The digital twin hypothesis needs interrogation, not execution. The team has made an unvalidated leap: that the oil & gas financialization model (hedging, insurance, benchmarks) maps to semiconductors, and that all of it rests on a digital twin data asset. Brett flagged this clearly — the question isn’t “is a perfect digital twin valuable?” but “why don’t these capabilities exist today, and what makes semis different from oil & gas?” That gap analysis must come from primary research, not secondary or AI-assisted analysis.
Earned secrets as the north star for interviews. Brett pushed toward surfacing insider, tribal knowledge that only practitioners hold — not general industry overviews. The PE investor anecdote (no visibility into supplier alternatives, no market-making mechanism, all phone calls and relationships) is an example of an earned secret surfacing organically. More of these are needed before any building.
Persona mapping is the immediate next step. Brett recommended mapping 15 specific role titles across the semiconductor value chain who would benefit from digital twin capabilities, then running one deep conversation per persona type. The goal is to find whose job or life gets concretely better — and to remain open to the possibility that the highest-value wedge is only 5% of the envisioned product.
Notable Quotes
- “Building is contagious. Building is easy. But you will rabbit hole so hard on building.”
- “You interviewed yourself and you said, my insight is this should exist and this is a big problem.”
- “Find the pain, find the problem, build conviction in that, solve it.”

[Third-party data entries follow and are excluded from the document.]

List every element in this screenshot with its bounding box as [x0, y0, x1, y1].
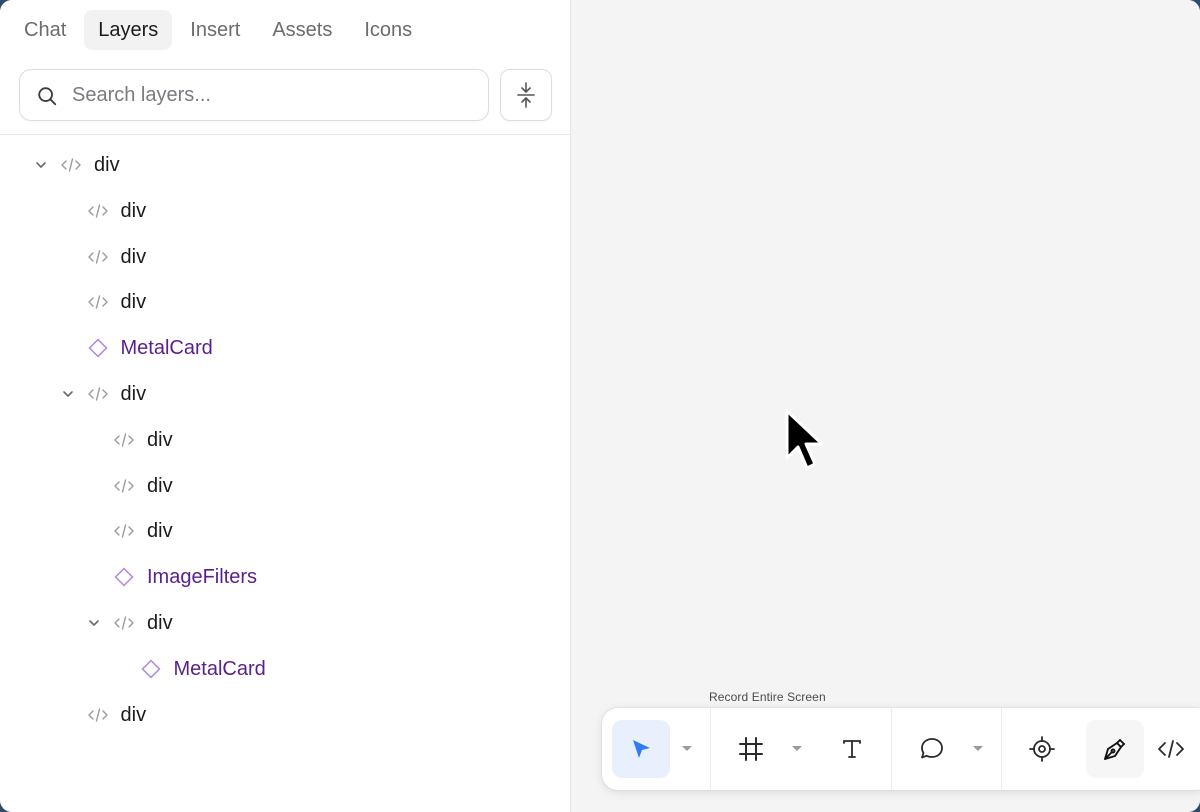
bottom-toolbar	[602, 708, 1200, 790]
layer-tree: div div div div MetalCard div div div div ImageFi…	[0, 142, 571, 737]
code-tag-icon	[87, 707, 108, 722]
code-tag-icon	[87, 387, 108, 401]
layer-row[interactable]: div	[0, 279, 571, 325]
layers-panel: Chat Layers Insert Assets Icons divdivdi…	[0, 0, 571, 812]
tab-insert[interactable]: Insert	[176, 10, 254, 50]
toolbar-tooltip: Record Entire Screen	[709, 690, 826, 704]
search-icon	[38, 87, 57, 106]
pointer-dropdown-icon[interactable]	[681, 745, 693, 753]
code-tag-icon	[87, 204, 108, 218]
component-icon	[87, 338, 108, 358]
frame-tool-button[interactable]	[722, 720, 780, 778]
toolbar-separator	[710, 708, 711, 790]
layer-row[interactable]: div	[0, 142, 571, 188]
component-icon	[114, 567, 134, 587]
pointer-tool-button[interactable]	[612, 720, 670, 778]
tab-icons[interactable]: Icons	[350, 10, 426, 50]
code-icon	[1158, 740, 1184, 758]
layer-row[interactable]: div	[0, 600, 571, 646]
code-tag-icon	[114, 524, 134, 539]
layer-label: div	[147, 474, 173, 497]
code-tag-icon	[114, 433, 134, 447]
panel-divider	[0, 134, 571, 135]
text-icon	[843, 740, 861, 758]
code-tool-button[interactable]	[1142, 720, 1200, 778]
layer-row[interactable]: div	[0, 234, 571, 280]
comment-tool-button[interactable]	[903, 720, 961, 778]
collapse-icon	[517, 82, 535, 108]
pen-icon	[1104, 739, 1125, 760]
tab-chat[interactable]: Chat	[10, 10, 80, 50]
comment-icon	[921, 738, 943, 759]
layer-label: div	[147, 428, 173, 451]
layer-label: div	[147, 520, 173, 543]
pen-tool-button[interactable]	[1086, 720, 1144, 778]
layer-label: MetalCard	[173, 657, 266, 680]
target-icon	[1029, 736, 1055, 762]
layer-label: div	[120, 199, 147, 222]
mouse-cursor-icon	[785, 409, 824, 470]
layer-label: div	[120, 382, 147, 405]
collapse-all-button[interactable]	[500, 69, 552, 121]
layer-label: MetalCard	[120, 337, 213, 360]
code-tag-icon	[114, 478, 134, 493]
layer-row[interactable]: div	[0, 371, 571, 417]
target-tool-button[interactable]	[1013, 720, 1071, 778]
code-tag-icon	[87, 249, 108, 264]
toolbar-separator	[891, 708, 892, 790]
layer-label: div	[147, 611, 173, 634]
tab-layers[interactable]: Layers	[84, 10, 173, 50]
code-tag-icon	[87, 295, 108, 310]
layer-row[interactable]: MetalCard	[0, 325, 571, 371]
component-icon	[140, 659, 161, 679]
text-tool-button[interactable]	[823, 720, 881, 778]
toolbar-separator	[1001, 708, 1002, 790]
layer-row[interactable]: ImageFilters	[0, 554, 571, 600]
chevron-down-icon[interactable]	[87, 616, 101, 630]
layer-row[interactable]: div	[0, 417, 571, 463]
layer-label: div	[94, 154, 120, 176]
code-tag-icon	[61, 158, 81, 172]
layer-row[interactable]: div	[0, 188, 571, 234]
layer-label: ImageFilters	[147, 566, 258, 589]
layer-row[interactable]: div	[0, 463, 571, 509]
comment-dropdown-icon[interactable]	[972, 745, 984, 753]
app-window: Chat Layers Insert Assets Icons divdivdi…	[0, 0, 1200, 812]
design-canvas[interactable]	[572, 0, 1200, 812]
panel-tabs: Chat Layers Insert Assets Icons	[10, 10, 426, 50]
layer-label: div	[120, 291, 147, 314]
layer-label: div	[120, 245, 147, 268]
layer-row[interactable]: div	[0, 508, 571, 554]
chevron-down-icon[interactable]	[34, 158, 48, 172]
frame-dropdown-icon[interactable]	[791, 745, 803, 753]
search-input[interactable]	[72, 78, 472, 112]
chevron-down-icon[interactable]	[61, 387, 75, 401]
search-box	[19, 69, 489, 121]
layer-row[interactable]: div	[0, 692, 571, 738]
frame-icon	[739, 737, 763, 761]
layer-label: div	[120, 703, 147, 726]
code-tag-icon	[114, 616, 134, 630]
tab-assets[interactable]: Assets	[258, 10, 346, 50]
layer-row[interactable]: MetalCard	[0, 646, 571, 692]
pointer-icon	[633, 740, 650, 758]
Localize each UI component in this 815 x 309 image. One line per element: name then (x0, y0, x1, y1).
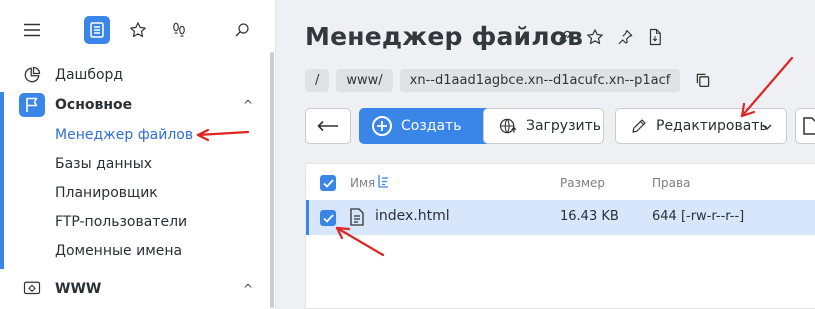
arrow-to-edit (740, 56, 794, 118)
annotation-arrows (196, 56, 794, 257)
arrow-to-checkbox (335, 226, 385, 257)
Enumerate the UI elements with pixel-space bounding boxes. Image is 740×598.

- “Ask what am I trying to learn before building anything.”
Surprises
Brett’s framing of the Andy Radcliffe model as specifically for companies at the frontier of a technology inflection — not a general-purpose startup methodology — was a sharper critique than expected. The team’s self-awareness that they’ve been “designing a solution in search of a problem” was notably candid and suggests genuine intellectual honesty about where they are. The PE investor signal (no market visibility, phone-call-dependent capacity allocation) emerged organically mid-conversation and may be the strongest unvalidated signal to date.
Open Questions
- Why haven’t risk transfer mechanisms been built for semiconductors already? Who has tried?
- What specifically makes the semiconductor supply chain structurally different from oil & gas in ways that break the analogy?
- Who actually owns risk management today at a fab, an OEM, a distributor — and how do they do it?
- Is the digital twin the product, or is it the enabling infrastructure for a more specific wedge (compliance, benchmarking, insurance)?
- What is the MBA 2 team’s DoD-facing approach and what can be learned from their path?